地球温暖化などの環境変動による急激な乾燥や干ばつの発生は、トウモロコシやコムギをはじめとする作物生産量の低下や砂漠化の拡大など、世界規模で大きな問題となっています。これまでに、植物の乾燥耐性を強化するための方法として、遺伝子組み換え技術が用いられてきましたが、遺伝子組み換え作物に抵抗を感じる人も多く、開発に時間もお金もかかるので、もっと簡便かつ安価に利用できる植物への乾燥耐性強化技術の開発が求められています。

理化学研究所の研究グループは、植物の実験でよく用いられるシロイヌナズナを観察したところ、乾燥環境では細胞内で酢酸(食酢と同じもの)の合成量が増加していることを発見しました。そこで、シロイヌナズナに酢酸を与えてみると乾燥耐性が向上することがわかりました。
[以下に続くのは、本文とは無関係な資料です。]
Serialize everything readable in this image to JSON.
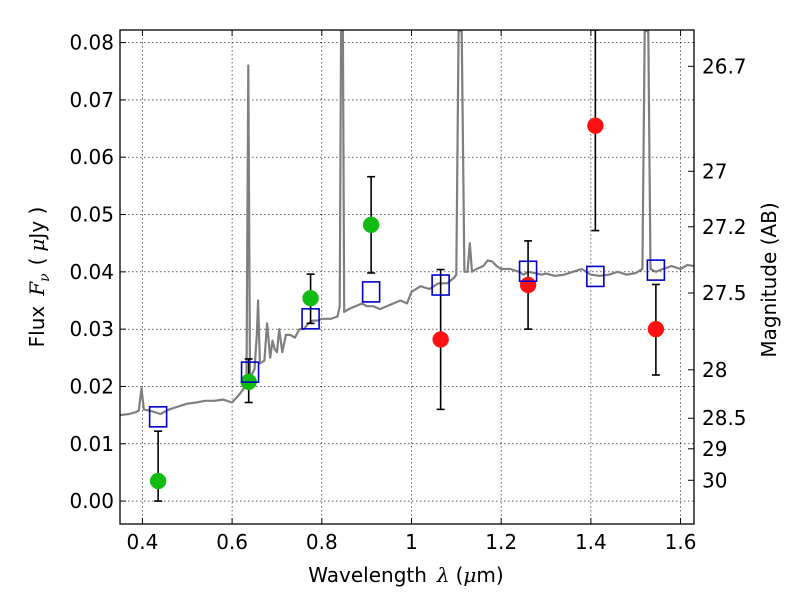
{
  "chart_data": {
    "type": "scatter",
    "xlabel": {
      "prefix": "Wavelength",
      "symbol": "λ",
      "unit_open": "(",
      "unit_mu": "μ",
      "unit_rest": "m)"
    },
    "ylabel": {
      "prefix": "Flux",
      "symbol": "F",
      "subscript": "ν",
      "unit_open": "(",
      "unit_mu": "μ",
      "unit_rest": "Jy )"
    },
    "y2label": "Magnitude (AB)",
    "xlim": [
      0.35,
      1.63
    ],
    "ylim": [
      -0.004,
      0.0822
    ],
    "xticks": [
      0.4,
      0.6,
      0.8,
      1.0,
      1.2,
      1.4,
      1.6
    ],
    "xtick_labels": [
      "0.4",
      "0.6",
      "0.8",
      "1",
      "1.2",
      "1.4",
      "1.6"
    ],
    "yticks": [
      0.0,
      0.01,
      0.02,
      0.03,
      0.04,
      0.05,
      0.06,
      0.07,
      0.08
    ],
    "ytick_labels": [
      "0.00",
      "0.01",
      "0.02",
      "0.03",
      "0.04",
      "0.05",
      "0.06",
      "0.07",
      "0.08"
    ],
    "y2ticks": [
      {
        "label": "26.7",
        "mag": 26.7
      },
      {
        "label": "27",
        "mag": 27.0
      },
      {
        "label": "27.2",
        "mag": 27.2
      },
      {
        "label": "27.5",
        "mag": 27.5
      },
      {
        "label": "28",
        "mag": 28.0
      },
      {
        "label": "28.5",
        "mag": 28.5
      },
      {
        "label": "29",
        "mag": 29.0
      },
      {
        "label": "30",
        "mag": 30.0
      }
    ],
    "grid": true,
    "colors": {
      "green": "#11bb11",
      "red": "#ff1111",
      "model_box": "#0000cc",
      "sed": "#7f7f7f",
      "error": "#000000"
    },
    "series": [
      {
        "marker": "circle",
        "color": "green",
        "points": [
          {
            "x": 0.435,
            "y": 0.0035,
            "err_low": 0.0035,
            "err_high": 0.0087
          },
          {
            "x": 0.637,
            "y": 0.0208,
            "err_low": 0.0036,
            "err_high": 0.004
          },
          {
            "x": 0.775,
            "y": 0.0354,
            "err_low": 0.0044,
            "err_high": 0.0042
          },
          {
            "x": 0.91,
            "y": 0.0482,
            "err_low": 0.0084,
            "err_high": 0.0084
          }
        ]
      },
      {
        "marker": "circle",
        "color": "red",
        "points": [
          {
            "x": 1.065,
            "y": 0.0282,
            "err_low": 0.0122,
            "err_high": 0.0122
          },
          {
            "x": 1.26,
            "y": 0.0377,
            "err_low": 0.0077,
            "err_high": 0.0077
          },
          {
            "x": 1.41,
            "y": 0.0655,
            "err_low": 0.0183,
            "err_high": 0.0167
          },
          {
            "x": 1.545,
            "y": 0.03,
            "err_low": 0.008,
            "err_high": 0.0078
          }
        ]
      },
      {
        "marker": "open-square",
        "color": "model_box",
        "points": [
          {
            "x": 0.435,
            "y": 0.0147
          },
          {
            "x": 0.64,
            "y": 0.0225
          },
          {
            "x": 0.775,
            "y": 0.0318
          },
          {
            "x": 0.91,
            "y": 0.0365
          },
          {
            "x": 1.065,
            "y": 0.0377
          },
          {
            "x": 1.26,
            "y": 0.0401
          },
          {
            "x": 1.41,
            "y": 0.0392
          },
          {
            "x": 1.545,
            "y": 0.0403
          }
        ]
      }
    ],
    "sed_curve": [
      [
        0.35,
        0.015
      ],
      [
        0.37,
        0.0152
      ],
      [
        0.385,
        0.0155
      ],
      [
        0.392,
        0.0158
      ],
      [
        0.398,
        0.0197
      ],
      [
        0.403,
        0.016
      ],
      [
        0.42,
        0.0157
      ],
      [
        0.44,
        0.0152
      ],
      [
        0.46,
        0.016
      ],
      [
        0.48,
        0.0165
      ],
      [
        0.5,
        0.017
      ],
      [
        0.52,
        0.0172
      ],
      [
        0.54,
        0.0175
      ],
      [
        0.56,
        0.0175
      ],
      [
        0.58,
        0.0177
      ],
      [
        0.6,
        0.0172
      ],
      [
        0.615,
        0.0185
      ],
      [
        0.625,
        0.0195
      ],
      [
        0.632,
        0.021
      ],
      [
        0.636,
        0.076
      ],
      [
        0.64,
        0.0215
      ],
      [
        0.65,
        0.023
      ],
      [
        0.655,
        0.029
      ],
      [
        0.658,
        0.035
      ],
      [
        0.662,
        0.024
      ],
      [
        0.672,
        0.0245
      ],
      [
        0.678,
        0.031
      ],
      [
        0.685,
        0.025
      ],
      [
        0.69,
        0.028
      ],
      [
        0.695,
        0.0265
      ],
      [
        0.7,
        0.026
      ],
      [
        0.705,
        0.03
      ],
      [
        0.712,
        0.026
      ],
      [
        0.72,
        0.029
      ],
      [
        0.73,
        0.029
      ],
      [
        0.74,
        0.0285
      ],
      [
        0.75,
        0.03
      ],
      [
        0.76,
        0.03
      ],
      [
        0.77,
        0.031
      ],
      [
        0.78,
        0.0315
      ],
      [
        0.79,
        0.0315
      ],
      [
        0.8,
        0.0318
      ],
      [
        0.82,
        0.0318
      ],
      [
        0.835,
        0.0322
      ],
      [
        0.84,
        0.034
      ],
      [
        0.843,
        0.082
      ],
      [
        0.847,
        0.082
      ],
      [
        0.85,
        0.033
      ],
      [
        0.86,
        0.0335
      ],
      [
        0.875,
        0.034
      ],
      [
        0.89,
        0.0345
      ],
      [
        0.9,
        0.034
      ],
      [
        0.915,
        0.034
      ],
      [
        0.93,
        0.0335
      ],
      [
        0.945,
        0.034
      ],
      [
        0.96,
        0.0345
      ],
      [
        0.975,
        0.035
      ],
      [
        0.99,
        0.0345
      ],
      [
        1.0,
        0.0365
      ],
      [
        1.02,
        0.0375
      ],
      [
        1.04,
        0.037
      ],
      [
        1.06,
        0.038
      ],
      [
        1.08,
        0.038
      ],
      [
        1.095,
        0.039
      ],
      [
        1.1,
        0.0395
      ],
      [
        1.105,
        0.082
      ],
      [
        1.112,
        0.082
      ],
      [
        1.118,
        0.04
      ],
      [
        1.125,
        0.04
      ],
      [
        1.13,
        0.045
      ],
      [
        1.135,
        0.04
      ],
      [
        1.145,
        0.0405
      ],
      [
        1.16,
        0.041
      ],
      [
        1.17,
        0.042
      ],
      [
        1.18,
        0.0418
      ],
      [
        1.19,
        0.041
      ],
      [
        1.2,
        0.0405
      ],
      [
        1.22,
        0.0405
      ],
      [
        1.24,
        0.04
      ],
      [
        1.25,
        0.0395
      ],
      [
        1.26,
        0.04
      ],
      [
        1.275,
        0.0398
      ],
      [
        1.29,
        0.0395
      ],
      [
        1.3,
        0.0397
      ],
      [
        1.32,
        0.0393
      ],
      [
        1.34,
        0.0395
      ],
      [
        1.36,
        0.04
      ],
      [
        1.38,
        0.0405
      ],
      [
        1.4,
        0.0395
      ],
      [
        1.42,
        0.0393
      ],
      [
        1.44,
        0.0395
      ],
      [
        1.46,
        0.04
      ],
      [
        1.48,
        0.0395
      ],
      [
        1.5,
        0.0398
      ],
      [
        1.515,
        0.0405
      ],
      [
        1.52,
        0.082
      ],
      [
        1.528,
        0.082
      ],
      [
        1.533,
        0.0405
      ],
      [
        1.545,
        0.04
      ],
      [
        1.56,
        0.0405
      ],
      [
        1.58,
        0.041
      ],
      [
        1.6,
        0.0405
      ],
      [
        1.615,
        0.0412
      ],
      [
        1.63,
        0.041
      ]
    ]
  }
}
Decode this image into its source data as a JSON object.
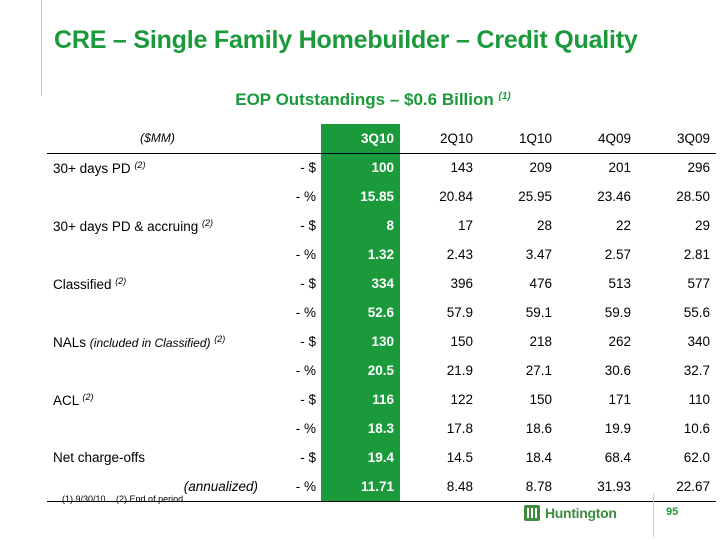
{
  "slide": {
    "title": "CRE – Single Family Homebuilder – Credit Quality",
    "subtitle": "EOP Outstandings – $0.6 Billion",
    "subtitle_note": "(1)",
    "page_number": "95",
    "logo_text": "Huntington"
  },
  "table": {
    "header_label": "($MM)",
    "periods": [
      "3Q10",
      "2Q10",
      "1Q10",
      "4Q09",
      "3Q09"
    ],
    "rows": [
      {
        "label": "30+ days PD",
        "label_italic": "",
        "note": "(2)",
        "unit": "- $",
        "values": [
          "100",
          "143",
          "209",
          "201",
          "296"
        ]
      },
      {
        "label": "",
        "label_italic": "",
        "note": "",
        "unit": "- %",
        "values": [
          "15.85",
          "20.84",
          "25.95",
          "23.46",
          "28.50"
        ]
      },
      {
        "label": "30+ days PD & accruing",
        "label_italic": "",
        "note": "(2)",
        "unit": "- $",
        "values": [
          "8",
          "17",
          "28",
          "22",
          "29"
        ]
      },
      {
        "label": "",
        "label_italic": "",
        "note": "",
        "unit": "- %",
        "values": [
          "1.32",
          "2.43",
          "3.47",
          "2.57",
          "2.81"
        ]
      },
      {
        "label": "Classified",
        "label_italic": "",
        "note": "(2)",
        "unit": "- $",
        "values": [
          "334",
          "396",
          "476",
          "513",
          "577"
        ]
      },
      {
        "label": "",
        "label_italic": "",
        "note": "",
        "unit": "- %",
        "values": [
          "52.6",
          "57.9",
          "59.1",
          "59.9",
          "55.6"
        ]
      },
      {
        "label": "NALs",
        "label_italic": "(included in Classified)",
        "note": "(2)",
        "unit": "- $",
        "values": [
          "130",
          "150",
          "218",
          "262",
          "340"
        ]
      },
      {
        "label": "",
        "label_italic": "",
        "note": "",
        "unit": "- %",
        "values": [
          "20.5",
          "21.9",
          "27.1",
          "30.6",
          "32.7"
        ]
      },
      {
        "label": "ACL ",
        "label_italic": "",
        "note": "(2)",
        "unit": "- $",
        "values": [
          "116",
          "122",
          "150",
          "171",
          "110"
        ]
      },
      {
        "label": "",
        "label_italic": "",
        "note": "",
        "unit": "- %",
        "values": [
          "18.3",
          "17.8",
          "18.6",
          "19.9",
          "10.6"
        ]
      },
      {
        "label": "Net charge-offs",
        "label_italic": "",
        "note": "",
        "unit": "- $",
        "values": [
          "19.4",
          "14.5",
          "18.4",
          "68.4",
          "62.0"
        ]
      },
      {
        "label": "",
        "label_italic": "(annualized)",
        "note": "",
        "unit": "- %",
        "values": [
          "11.71",
          "8.48",
          "8.78",
          "31.93",
          "22.67"
        ]
      }
    ]
  },
  "footnotes": [
    "(1)  9/30/10",
    "(2)   End of period"
  ],
  "colors": {
    "brand_green": "#1a9a3a",
    "logo_green": "#3f8c3f"
  }
}
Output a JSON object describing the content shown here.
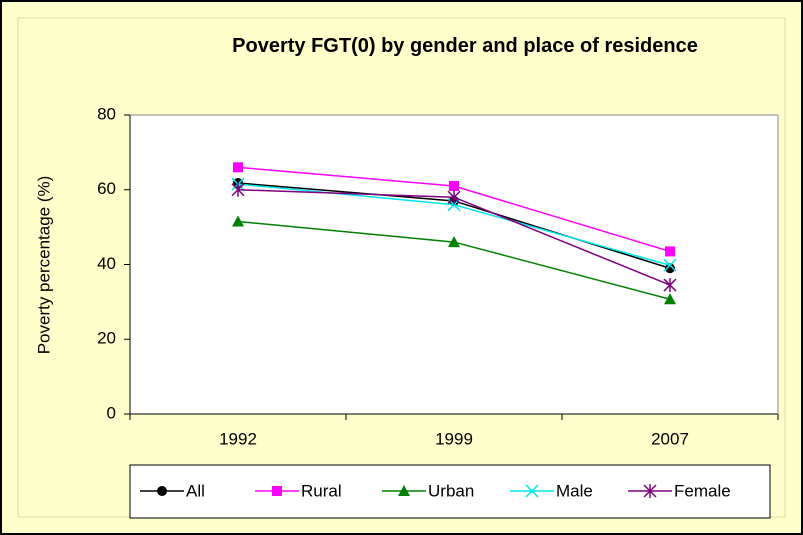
{
  "chart_data": {
    "type": "line",
    "title": "Poverty FGT(0) by gender and place of residence",
    "y_label": "Poverty percentage (%)",
    "categories": [
      "1992",
      "1999",
      "2007"
    ],
    "series": [
      {
        "name": "All",
        "color": "#000000",
        "marker": "circle",
        "values": [
          61.8,
          57,
          39
        ]
      },
      {
        "name": "Rural",
        "color": "#ff00ff",
        "marker": "square",
        "values": [
          66,
          61,
          43.5
        ]
      },
      {
        "name": "Urban",
        "color": "#008000",
        "marker": "triangle",
        "values": [
          51.5,
          46,
          30.7
        ]
      },
      {
        "name": "Male",
        "color": "#00e5ee",
        "marker": "x",
        "values": [
          61.5,
          56,
          39.8
        ]
      },
      {
        "name": "Female",
        "color": "#800080",
        "marker": "star",
        "values": [
          60,
          58,
          34.5
        ]
      }
    ],
    "ylim": [
      0,
      80
    ],
    "yticks": [
      0,
      20,
      40,
      60,
      80
    ],
    "grid": false,
    "legend": "bottom"
  }
}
植物の中で何が起きているのかを調べたところ、植物が傷ついたときに放出される酢酸が植物ホルモンであるジャスモン酸を増やしていることがわかりました。さらに、イネ、トウモロコシ、コムギ、ナタネなどの有用作物についても、酢酸を与えることにより乾燥耐性が強化されることを確認しました。  

下の写真はシロイヌナズナに対して、さまざまな酸性の液体を与えて乾燥状態にさらしたところです。酢酸のみが強い乾燥耐性を示しました。
植物に酢酸を与えると乾燥に強くなる

今回の発見は酢酸が植物ホルモンを介して植物が乾燥に耐えられるように細胞の内部の代謝経路を変化させていること、そのメカニズムは多くの農作物に共通であることを示しています。この研究成果は、遺伝子組み換え植物に頼らず、植物に酢酸を与えるだけで、急激な乾燥や干ばつに対処できる簡便・安価な農業的手法として役立つことが期待されます。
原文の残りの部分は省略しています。